>>2211>I'll post my extended predictions in my next reply:1. The nuclear soveriegnty deep state will stay intact. The taxation capability, rebellion suppression, intelligence agencies, core especially nuclear military forces, and military-adjacent industrial ecosystem are simply too important to too many live players to be dropped on the floor. Decay may drop almost every other function of the central state, but these will remain as the kernel of the state. Even in a total state collapse as in Russia, these functions were preserved by far-seeing live players. But after the current collapse cycle, we could also see a resurgence of meritocracy within this system.
2. The modern unitary state will otherwise fragment into bureaucratic feudalism. As everything else gets worse in the decay of the unitary modern state, bureaucracies and agencies will take on an increasingly feudal relation to each other and central power. We already see bureaucracies setting their own foreign policies, acquiring their own funding streams, having their own self-preservation logic, and even having their own armed forces. Roscosmos and Gazprom deployed troops in Ukraine. The line between regulatory capture and bureaucratic independence will blur, leaving a patchwork of function-serving but self-interested national champion agencies in a state of feudal competition and cooperation with each other. Much of this politics will take place within the legitimacy and legal frameworks of the central state just as Charlemagne and William the conqueror needed imprimateur from the pope.
3. Competetive firms (and agencies) will need in-house human capital. National culture and education increasingly can't product human capital. No one reproduces, no one can read, no one has a work ethic. Firms and states compete for the remaining functional human capital. This is a key contradiction in the modern system: human capital is not on the ledger of capitalist firms; they are pure consumers of it and cannot afford to produce it because they don't own it. But cults escape this: a cult that owns its human capital can get below-market labor and also afford to train them and help them reproduce. For example, I've heard of a construction firm that wins because it can get mormon FLDS guys to work for below market rates in exchange for FLDS wives. Many remaining religious communities are trending this way too, besides the obvious ones like the Amish. OpenAI is largely a rationalist operation, and the rationalist cult overall is doing well financially. Even if they haven't yet cracked above-replacement reproduction, any cult that does will take an increasing share of a shrinking future.

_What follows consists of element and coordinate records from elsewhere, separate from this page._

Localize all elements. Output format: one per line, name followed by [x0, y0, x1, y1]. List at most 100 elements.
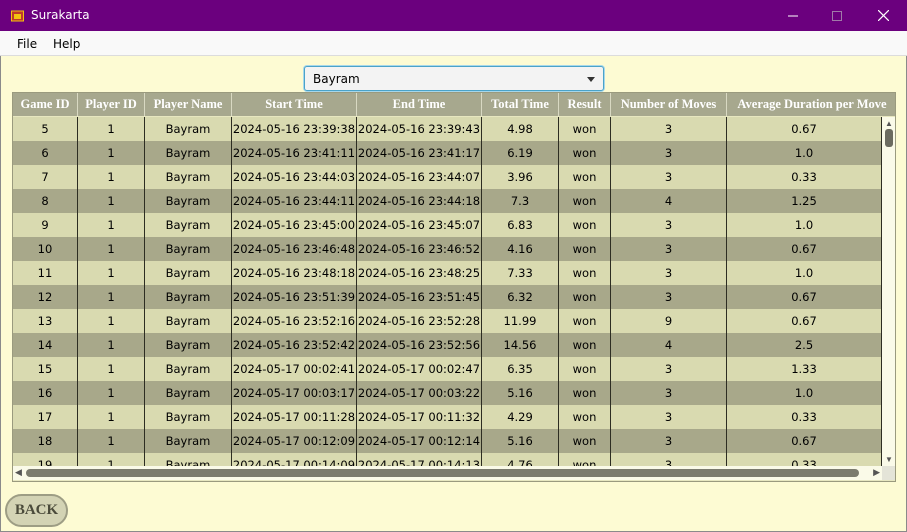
cell-start-time: 2024-05-16 23:48:18 — [232, 261, 357, 285]
cell-average-duration: 1.25 — [727, 189, 882, 213]
cell-total-time: 6.35 — [482, 357, 559, 381]
cell-result: won — [559, 261, 611, 285]
column-header-number-of-moves[interactable]: Number of Moves — [611, 93, 727, 116]
cell-player-id: 1 — [78, 141, 145, 165]
column-header-total-time[interactable]: Total Time — [482, 93, 559, 116]
table-row[interactable]: 17 1 Bayram 2024-05-17 00:11:28 2024-05-17 0… — [13, 405, 882, 429]
cell-game-id: 7 — [13, 165, 78, 189]
close-button[interactable] — [860, 0, 906, 31]
table-body: 5 1 Bayram 2024-05-16 23:39:38 2024-05-16 23… — [13, 117, 882, 466]
maximize-icon — [832, 10, 842, 21]
cell-start-time: 2024-05-16 23:46:48 — [232, 237, 357, 261]
cell-number-of-moves: 4 — [611, 189, 727, 213]
cell-end-time: 2024-05-16 23:48:25 — [357, 261, 482, 285]
table-row[interactable]: 8 1 Bayram 2024-05-16 23:44:11 2024-05-16 23… — [13, 189, 882, 213]
table-row[interactable]: 14 1 Bayram 2024-05-16 23:52:42 2024-05-16 2… — [13, 333, 882, 357]
scroll-left-icon[interactable]: ◀ — [15, 467, 22, 478]
scroll-right-icon[interactable]: ▶ — [873, 467, 880, 478]
table-row[interactable]: 5 1 Bayram 2024-05-16 23:39:38 2024-05-16 23… — [13, 117, 882, 141]
cell-end-time: 2024-05-16 23:45:07 — [357, 213, 482, 237]
column-header-player-name[interactable]: Player Name — [145, 93, 232, 116]
column-header-end-time[interactable]: End Time — [357, 93, 482, 116]
scroll-up-icon[interactable]: ▲ — [885, 119, 893, 128]
cell-end-time: 2024-05-17 00:12:14 — [357, 429, 482, 453]
cell-start-time: 2024-05-17 00:02:41 — [232, 357, 357, 381]
table-row[interactable]: 15 1 Bayram 2024-05-17 00:02:41 2024-05-17 0… — [13, 357, 882, 381]
cell-total-time: 11.99 — [482, 309, 559, 333]
cell-total-time: 6.32 — [482, 285, 559, 309]
cell-end-time: 2024-05-17 00:03:22 — [357, 381, 482, 405]
cell-player-id: 1 — [78, 429, 145, 453]
table-row[interactable]: 13 1 Bayram 2024-05-16 23:52:16 2024-05-16 2… — [13, 309, 882, 333]
close-icon — [877, 10, 889, 21]
cell-game-id: 6 — [13, 141, 78, 165]
column-header-average-duration[interactable]: Average Duration per Move — [727, 93, 895, 116]
column-header-result[interactable]: Result — [559, 93, 611, 116]
cell-average-duration: 2.5 — [727, 333, 882, 357]
table-row[interactable]: 18 1 Bayram 2024-05-17 00:12:09 2024-05-17 0… — [13, 429, 882, 453]
cell-result: won — [559, 429, 611, 453]
table-row[interactable]: 19 1 Bayram 2024-05-17 00:14:09 2024-05-17 0… — [13, 453, 882, 466]
cell-player-name: Bayram — [145, 141, 232, 165]
cell-game-id: 17 — [13, 405, 78, 429]
vertical-scrollbar[interactable]: ▲ ▼ — [882, 117, 895, 466]
menu-help[interactable]: Help — [53, 37, 80, 51]
horizontal-scrollbar[interactable]: ◀ ▶ — [13, 466, 882, 480]
cell-total-time: 6.83 — [482, 213, 559, 237]
maximize-button[interactable] — [814, 0, 860, 31]
cell-player-id: 1 — [78, 381, 145, 405]
cell-number-of-moves: 3 — [611, 117, 727, 141]
table-row[interactable]: 10 1 Bayram 2024-05-16 23:46:48 2024-05-16 2… — [13, 237, 882, 261]
cell-end-time: 2024-05-17 00:11:32 — [357, 405, 482, 429]
cell-game-id: 9 — [13, 213, 78, 237]
horizontal-scroll-thumb[interactable] — [26, 469, 859, 477]
cell-player-id: 1 — [78, 309, 145, 333]
player-select[interactable]: Bayram — [304, 66, 604, 91]
cell-average-duration: 0.33 — [727, 165, 882, 189]
cell-game-id: 13 — [13, 309, 78, 333]
cell-start-time: 2024-05-17 00:12:09 — [232, 429, 357, 453]
cell-result: won — [559, 189, 611, 213]
column-header-start-time[interactable]: Start Time — [232, 93, 357, 116]
table-row[interactable]: 9 1 Bayram 2024-05-16 23:45:00 2024-05-16 23… — [13, 213, 882, 237]
cell-average-duration: 0.67 — [727, 117, 882, 141]
player-select-value: Bayram — [313, 72, 360, 86]
app-icon — [11, 10, 24, 22]
cell-result: won — [559, 237, 611, 261]
cell-result: won — [559, 285, 611, 309]
cell-total-time: 4.16 — [482, 237, 559, 261]
minimize-button[interactable] — [770, 0, 816, 31]
scrollbar-corner — [882, 466, 895, 480]
cell-start-time: 2024-05-16 23:41:11 — [232, 141, 357, 165]
menu-bar: File Help — [0, 31, 907, 56]
cell-player-name: Bayram — [145, 285, 232, 309]
cell-player-id: 1 — [78, 165, 145, 189]
table-row[interactable]: 11 1 Bayram 2024-05-16 23:48:18 2024-05-16 2… — [13, 261, 882, 285]
table-row[interactable]: 7 1 Bayram 2024-05-16 23:44:03 2024-05-16 23… — [13, 165, 882, 189]
column-header-game-id[interactable]: Game ID — [13, 93, 78, 116]
table-row[interactable]: 16 1 Bayram 2024-05-17 00:03:17 2024-05-17 0… — [13, 381, 882, 405]
cell-game-id: 11 — [13, 261, 78, 285]
back-button[interactable]: BACK — [5, 494, 68, 527]
table-row[interactable]: 6 1 Bayram 2024-05-16 23:41:11 2024-05-16 23… — [13, 141, 882, 165]
cell-total-time: 5.16 — [482, 429, 559, 453]
cell-player-name: Bayram — [145, 117, 232, 141]
menu-file[interactable]: File — [17, 37, 37, 51]
column-header-player-id[interactable]: Player ID — [78, 93, 145, 116]
cell-end-time: 2024-05-16 23:41:17 — [357, 141, 482, 165]
cell-number-of-moves: 3 — [611, 213, 727, 237]
cell-number-of-moves: 3 — [611, 405, 727, 429]
cell-end-time: 2024-05-16 23:39:43 — [357, 117, 482, 141]
cell-average-duration: 0.33 — [727, 453, 882, 466]
scroll-down-icon[interactable]: ▼ — [885, 455, 893, 464]
cell-result: won — [559, 165, 611, 189]
cell-total-time: 5.16 — [482, 381, 559, 405]
cell-start-time: 2024-05-16 23:44:03 — [232, 165, 357, 189]
window-title: Surakarta — [31, 8, 90, 22]
cell-result: won — [559, 453, 611, 466]
cell-number-of-moves: 3 — [611, 141, 727, 165]
table-row[interactable]: 12 1 Bayram 2024-05-16 23:51:39 2024-05-16 2… — [13, 285, 882, 309]
vertical-scroll-thumb[interactable] — [885, 129, 893, 147]
cell-number-of-moves: 3 — [611, 357, 727, 381]
cell-result: won — [559, 141, 611, 165]
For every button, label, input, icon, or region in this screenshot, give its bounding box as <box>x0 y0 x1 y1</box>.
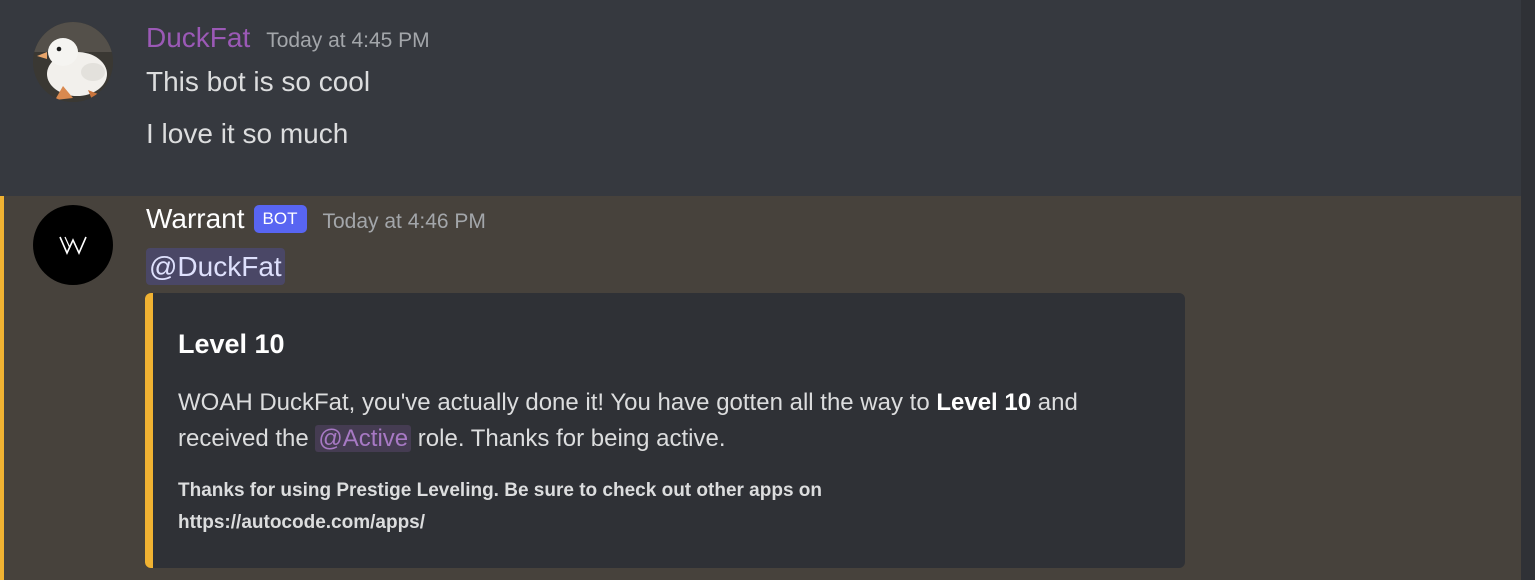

On that last point: the key contradiction of the modern regimes is the human capital question. Only a state or firm or cult that couples its economic development imperatives to the reproduction and improvement of its biological substrate is truly sustainable. Everything else is going to burn out. Midcentury modern regimes tried this at the national scale, but couldn't sustain it for longer than a generation nor make the national and international politics work (maybe next time?). But the right equilibrium might actually be a competetive social darwinist landscape of cult-firm-polis-agencies that produce and retain their own human capital and relate to each other and higher powers in a feudal patchwork. The key thing is coupling the economic logic to the human logic through "firms" that own both.
Another way of seeing the problem is that the modern liberal regime places the human subject beyond the reach of social planning (their individual preferences are notionally axiomatic). But this means human problems that need planning don't get solved, we get incoherent consumerist economics (waste!), and we get incoherent politics swamped with irrational manipulation.